And in the meantime, Jake, who lost his mother a year or so beforehand and continues to struggle with life after her departure, well, he doesn’t seem to have really lost anything at all but he does start discovering things - and so the lives of these characters cast in this world begin to interweave splendidly.
Without further ado I'll hand you over to the lovely author...
Writing Of Things Gone Astray
Two years ago I was working front of house at the Edinburgh Fringe. This was a mistake. My brother was in a show, and my mum had come over for the month so we were all there. When I wasn’t shepherding audiences through tightly packed waiting areas and cleaning stages that had coke spilled over them in one show and glitter thrown in the next, my mum would take me to cafes and buy me coffee while I wrote the first draft of something I was calling True and Lost.
I returned to London, to a series of sublets and temp jobs, to large scale insecurity, to the complete absence of any support network. I’d only been in London for a year and I hadn’t really found my place.
It was a book written in snatched moments, in borrowed bedrooms, on a promise that I was sure would be snatched from me at any moment. The third, fourth and twentieth drafts were written in the conservatory of a house I was staying in for a couple of weeks that ending up turning into a year and a half, and the final version was done in my mother’s garden in Christchurch last December.
As I was writing about people losing things, losing important things, and figuring out how to put themselvesback together I was reestablishing myself.
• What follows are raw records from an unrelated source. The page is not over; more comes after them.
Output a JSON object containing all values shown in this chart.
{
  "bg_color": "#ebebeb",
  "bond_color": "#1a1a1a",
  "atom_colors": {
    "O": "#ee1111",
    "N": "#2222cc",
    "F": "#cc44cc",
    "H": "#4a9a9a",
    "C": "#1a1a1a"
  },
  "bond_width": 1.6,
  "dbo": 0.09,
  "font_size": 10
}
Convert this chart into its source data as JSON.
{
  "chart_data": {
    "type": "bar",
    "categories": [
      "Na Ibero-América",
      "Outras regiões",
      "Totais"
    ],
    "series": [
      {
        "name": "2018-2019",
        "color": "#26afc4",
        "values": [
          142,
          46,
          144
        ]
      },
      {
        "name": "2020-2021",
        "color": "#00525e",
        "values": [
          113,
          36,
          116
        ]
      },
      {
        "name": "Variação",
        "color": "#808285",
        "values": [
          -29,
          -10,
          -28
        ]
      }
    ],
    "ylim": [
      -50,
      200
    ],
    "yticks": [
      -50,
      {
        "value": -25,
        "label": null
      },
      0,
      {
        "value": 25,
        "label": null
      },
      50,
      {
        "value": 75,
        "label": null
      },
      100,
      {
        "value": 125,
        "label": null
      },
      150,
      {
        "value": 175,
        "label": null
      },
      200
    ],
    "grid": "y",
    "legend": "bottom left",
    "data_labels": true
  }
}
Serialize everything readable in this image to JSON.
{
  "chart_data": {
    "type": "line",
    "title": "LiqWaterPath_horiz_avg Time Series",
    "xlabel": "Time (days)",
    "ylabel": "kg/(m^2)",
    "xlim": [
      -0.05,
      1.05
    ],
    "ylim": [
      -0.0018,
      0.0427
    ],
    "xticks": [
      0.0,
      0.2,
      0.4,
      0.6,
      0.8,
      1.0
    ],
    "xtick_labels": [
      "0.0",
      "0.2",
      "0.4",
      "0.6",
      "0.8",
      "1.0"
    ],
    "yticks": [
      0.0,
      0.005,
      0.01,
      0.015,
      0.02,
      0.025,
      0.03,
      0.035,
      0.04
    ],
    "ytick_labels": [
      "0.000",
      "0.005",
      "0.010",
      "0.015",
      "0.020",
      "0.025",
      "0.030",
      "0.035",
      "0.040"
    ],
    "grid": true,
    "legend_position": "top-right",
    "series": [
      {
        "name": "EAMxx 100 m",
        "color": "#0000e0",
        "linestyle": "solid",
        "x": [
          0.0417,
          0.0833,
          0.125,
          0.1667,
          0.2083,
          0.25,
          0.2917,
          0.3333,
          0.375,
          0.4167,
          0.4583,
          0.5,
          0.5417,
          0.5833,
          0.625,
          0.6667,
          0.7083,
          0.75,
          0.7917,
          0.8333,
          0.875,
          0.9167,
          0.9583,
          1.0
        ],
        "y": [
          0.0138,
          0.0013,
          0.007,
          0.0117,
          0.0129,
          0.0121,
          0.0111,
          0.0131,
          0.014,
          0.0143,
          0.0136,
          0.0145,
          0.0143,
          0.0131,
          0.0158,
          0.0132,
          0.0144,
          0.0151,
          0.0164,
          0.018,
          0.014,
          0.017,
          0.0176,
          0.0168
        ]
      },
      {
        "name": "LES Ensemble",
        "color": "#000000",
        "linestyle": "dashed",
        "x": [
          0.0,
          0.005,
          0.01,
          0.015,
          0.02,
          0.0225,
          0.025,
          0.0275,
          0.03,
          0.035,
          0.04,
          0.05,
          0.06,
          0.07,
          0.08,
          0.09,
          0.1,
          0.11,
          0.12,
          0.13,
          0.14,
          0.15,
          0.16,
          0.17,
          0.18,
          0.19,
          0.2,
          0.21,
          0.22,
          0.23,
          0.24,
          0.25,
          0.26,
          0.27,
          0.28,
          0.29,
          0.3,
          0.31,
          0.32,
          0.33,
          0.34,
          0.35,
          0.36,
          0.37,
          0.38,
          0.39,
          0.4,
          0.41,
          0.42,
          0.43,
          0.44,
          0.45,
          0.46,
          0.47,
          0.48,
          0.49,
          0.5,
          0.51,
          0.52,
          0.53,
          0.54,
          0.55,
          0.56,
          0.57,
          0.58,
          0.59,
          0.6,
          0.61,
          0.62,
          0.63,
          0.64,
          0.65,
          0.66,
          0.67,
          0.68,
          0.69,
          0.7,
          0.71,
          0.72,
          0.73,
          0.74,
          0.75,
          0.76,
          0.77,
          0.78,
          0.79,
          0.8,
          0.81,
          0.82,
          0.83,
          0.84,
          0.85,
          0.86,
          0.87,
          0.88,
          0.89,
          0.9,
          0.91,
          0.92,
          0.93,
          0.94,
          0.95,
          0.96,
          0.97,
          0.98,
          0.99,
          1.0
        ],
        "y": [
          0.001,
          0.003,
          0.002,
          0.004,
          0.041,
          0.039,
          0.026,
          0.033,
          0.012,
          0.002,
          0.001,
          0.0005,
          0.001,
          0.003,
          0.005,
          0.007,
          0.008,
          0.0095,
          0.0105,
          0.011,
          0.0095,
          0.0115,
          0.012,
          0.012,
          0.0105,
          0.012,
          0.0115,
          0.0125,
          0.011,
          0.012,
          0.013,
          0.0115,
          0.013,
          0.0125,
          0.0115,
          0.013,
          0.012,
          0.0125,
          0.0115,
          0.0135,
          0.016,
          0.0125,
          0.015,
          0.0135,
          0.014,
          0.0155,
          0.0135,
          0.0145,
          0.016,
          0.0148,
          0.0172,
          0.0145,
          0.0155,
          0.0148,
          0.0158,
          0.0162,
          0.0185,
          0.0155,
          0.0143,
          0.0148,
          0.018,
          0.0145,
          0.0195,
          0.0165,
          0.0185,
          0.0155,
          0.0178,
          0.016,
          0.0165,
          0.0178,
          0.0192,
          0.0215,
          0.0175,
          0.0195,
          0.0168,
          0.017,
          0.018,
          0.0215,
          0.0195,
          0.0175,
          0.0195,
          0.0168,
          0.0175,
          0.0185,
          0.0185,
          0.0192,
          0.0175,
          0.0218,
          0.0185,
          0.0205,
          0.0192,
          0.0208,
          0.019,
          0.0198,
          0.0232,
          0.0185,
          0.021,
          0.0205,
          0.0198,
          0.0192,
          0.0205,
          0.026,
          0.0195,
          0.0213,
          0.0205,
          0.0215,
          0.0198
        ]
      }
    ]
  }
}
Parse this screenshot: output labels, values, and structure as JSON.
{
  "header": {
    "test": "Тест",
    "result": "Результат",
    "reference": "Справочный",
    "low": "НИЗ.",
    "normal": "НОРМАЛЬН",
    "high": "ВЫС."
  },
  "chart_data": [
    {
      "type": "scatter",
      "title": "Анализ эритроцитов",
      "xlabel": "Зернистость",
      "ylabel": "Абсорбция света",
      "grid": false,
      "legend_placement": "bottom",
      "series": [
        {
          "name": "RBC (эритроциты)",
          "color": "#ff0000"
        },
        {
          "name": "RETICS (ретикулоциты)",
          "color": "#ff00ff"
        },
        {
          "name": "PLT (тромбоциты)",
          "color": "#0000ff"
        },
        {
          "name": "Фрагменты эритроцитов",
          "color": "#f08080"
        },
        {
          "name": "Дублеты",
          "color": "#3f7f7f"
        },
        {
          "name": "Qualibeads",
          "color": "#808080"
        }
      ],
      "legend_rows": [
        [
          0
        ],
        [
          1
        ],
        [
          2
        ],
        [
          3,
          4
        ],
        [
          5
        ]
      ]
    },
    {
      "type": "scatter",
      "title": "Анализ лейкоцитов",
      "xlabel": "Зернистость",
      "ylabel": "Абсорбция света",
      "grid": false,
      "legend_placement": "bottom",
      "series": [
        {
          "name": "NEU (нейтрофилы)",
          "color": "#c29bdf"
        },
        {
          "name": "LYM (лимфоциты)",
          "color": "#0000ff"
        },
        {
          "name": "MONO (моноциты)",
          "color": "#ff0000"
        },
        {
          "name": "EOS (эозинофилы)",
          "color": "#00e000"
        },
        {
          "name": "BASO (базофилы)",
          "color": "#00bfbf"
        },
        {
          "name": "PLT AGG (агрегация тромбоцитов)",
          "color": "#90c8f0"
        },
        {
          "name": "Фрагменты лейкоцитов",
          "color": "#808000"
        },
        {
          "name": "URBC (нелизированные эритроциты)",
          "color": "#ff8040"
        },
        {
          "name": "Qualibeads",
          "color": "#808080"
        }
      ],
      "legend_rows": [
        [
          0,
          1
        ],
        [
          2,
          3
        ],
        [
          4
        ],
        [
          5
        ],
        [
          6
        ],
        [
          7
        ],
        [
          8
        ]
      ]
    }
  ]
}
This particular creative process was a two year period of gathering my thoughts, finding my feet, and learning how to breathe again.
It was also the beginning of me finally taking active and purposeful steps to choose how to live, to do what I really wanted to do, which is a terrifying thing to do because what if it all goes wrong? And even if it all goes right, what if you get comfortable with it going right only to have it all turn around and start going wrong again?
You have to be so earnest when you’re tying to be successful at something you actually really do want to do, so the further along you get the harder it’s going to be to laugh it all off when you fall flat on your face.
Every time I sent in a new draft to my publisher I was sure he’d reply with a quick polite, “so sorry but I’ve changed my mind.” Even after I told him this and he assured me it was a stupid thing to think. Even now, days away from publication, there’s a niggling fear that I’ll get a call saying “look, we’ve read it again, and we were wrong, so very wrong.”
The process of writing Of Things Gone Astray was an exercise in putting myself back together but it was also about realising that there is no way to really do that. Not completely, not perfectly. So for me it’s about learning to live with the imperfect me I’ve somehow managed to cobble together.
Of Things Gone Astray was released yesterday and is available in hardback and ebook.
About the author
Born in Christchurch, New Zealand, Janina Matthewson moved to London following the earthquake, an event which features as a pivotal part of her novel.
A trained actress, Janina has also written for the stage and screen. Her first play, Human and If was performed at The Tea House Theatre in London, directed by Sue Curnow. Her short film, The Other Side, was shown as part of the Rialto Channel’s 48 Hours project in New Zealand. She currently works for Sky, where she spends her days writing reviews.
Thanks so much to Jania for joining us on the blog today!